The comics will naturally be read with some rapidity and I hope that they may give some notion of the recurring plots of politics. The quotations beneath the frames are for discussion. Some may not be directly to the point. Perhaps you will have better ones to introduce. Perhaps a scholarly student may introduce one. Contradictory ones should be especially invited or presented by yourself. All should be asked to prepare the final frame's inscription. And I would imagine that if every student were to read his or her contribution aloud, we should obtain some profound and amusing results. It might not be a bad idea to Xerox a list of everybody's quotations and ask one student to write a commentary upon them.
It is interesting to compare Hoyle's rules for poker (or John Scarne's; he wrote a kind of sociology of poker-playing and disagrees in some respects with Hoyle) with Robert's Rules of Order (Scott, Foresman and Company, 1970) for legislative and other meetings. Students should know that these rules were not copied from the stone brows of Mount Rushmore. Roberts has changed from edition to edition,l and I would recommend that the world drive to rewrite history that we shall be advocating have a task force on the rewriting of the rules of order in the light of the future society's needs.
Some question on the cartoon frames:
1. Does the Federalist quotation constitute economic determinism?
2. Does our society agree with St. Thomas as to what is or is not robbery?
3. Have you ever been part of any group that had an absolutely democratic character? Describe it.
4. Is government a result of a condition of labor in society and inevitable as such?
5. Do all revolutionary ideologies come from charismatic leaders?
6. Does the man with the club, or the leader, or both, truly follow Lasswell's formula?
7. Is Aristotle naive, and, if so, why has he been so much read throughout history?
8. Can you express Birdwhistell's quotation in easy language while retaining its compactness and exact meaning?
9. Are authorities, like parents, usually surprised whenever their subjects appear to operate independently?
10. Could one infer that the more widespread the leadership, the less difficult it is to put down the group or control it?
11. Does the American Constitution express the will and interest of the classes in power?
12. Have you ever spoken with anyone who believes that the people are not the source of right? If you have, describe the person.
13. Try to write down a case in which some moral, religious, political, or social declaration or promise was made that was not in the interest of a given social class. What do you conclude about Lenin's remark?
14. Do you think that Roberto Michels' Iron Law of Oligarchy applies to American History?

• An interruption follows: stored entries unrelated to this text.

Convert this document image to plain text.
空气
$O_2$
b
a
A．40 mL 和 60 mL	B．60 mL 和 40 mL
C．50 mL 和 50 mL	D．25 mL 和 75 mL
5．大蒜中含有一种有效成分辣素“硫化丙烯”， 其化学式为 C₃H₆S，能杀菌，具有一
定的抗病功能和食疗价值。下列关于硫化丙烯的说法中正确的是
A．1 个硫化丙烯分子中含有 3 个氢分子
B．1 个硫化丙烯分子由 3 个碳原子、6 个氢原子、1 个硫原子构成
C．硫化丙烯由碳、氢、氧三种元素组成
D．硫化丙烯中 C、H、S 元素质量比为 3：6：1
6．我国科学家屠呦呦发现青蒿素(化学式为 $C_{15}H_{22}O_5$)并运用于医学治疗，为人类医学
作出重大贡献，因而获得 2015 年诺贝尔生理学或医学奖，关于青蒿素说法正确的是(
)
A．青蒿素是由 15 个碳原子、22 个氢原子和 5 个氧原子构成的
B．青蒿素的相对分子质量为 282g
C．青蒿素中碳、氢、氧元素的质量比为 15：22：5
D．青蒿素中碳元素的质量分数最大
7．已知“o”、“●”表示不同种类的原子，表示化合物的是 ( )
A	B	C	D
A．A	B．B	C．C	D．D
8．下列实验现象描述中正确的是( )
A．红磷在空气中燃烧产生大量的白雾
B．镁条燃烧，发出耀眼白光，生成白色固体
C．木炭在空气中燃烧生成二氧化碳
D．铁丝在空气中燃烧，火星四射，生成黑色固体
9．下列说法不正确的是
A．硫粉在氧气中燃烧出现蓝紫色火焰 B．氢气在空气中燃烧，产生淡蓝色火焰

15. How do you determine whether injustice is part of the necessary friction of the machine of government, as Thoreau would require of you?
16. Could you say that Merriam's statement is true in the long run but not in the short run?
17. Analyze Locke's statement in the light of Lenin's quotation above.
18. Are hope and optimism more necessary for a new government or for one that has been established for a long time?
19. It looks like Pedro is becoming alienated again. Is that possible in a representative government such as the Council of Greater Hooverville?
20. Have you ever had a dream that clearly had something to do with power or government? Describe it and interpret it as best you can.
21. How are education, science, and government tied together in a modern republic?
22. Can revolution occur in a time of prosperity? If so, is it because humanity likes disorder? Is mankind predisposed to violence?
23. If power is the essence of the state, how does it happen that people did not long ago invent ways of maintaining absolute power perpetually?
The scenario of the cartoon is simple and stupid. Yet somehow I feel that all the major concepts of political science could be introduced in relation to the behavior of the characters. Perhaps ask the students to thumb through the rest of the book over the weekend and come back with at least one example of some idea of political science that was not mentioned or portrayed in the cartoons but that has some relationship to the behavior of the characters. For example, in the Chapteron obedience and the state, disarmament is treated. How does that enter into the behavior of the cartoon characters?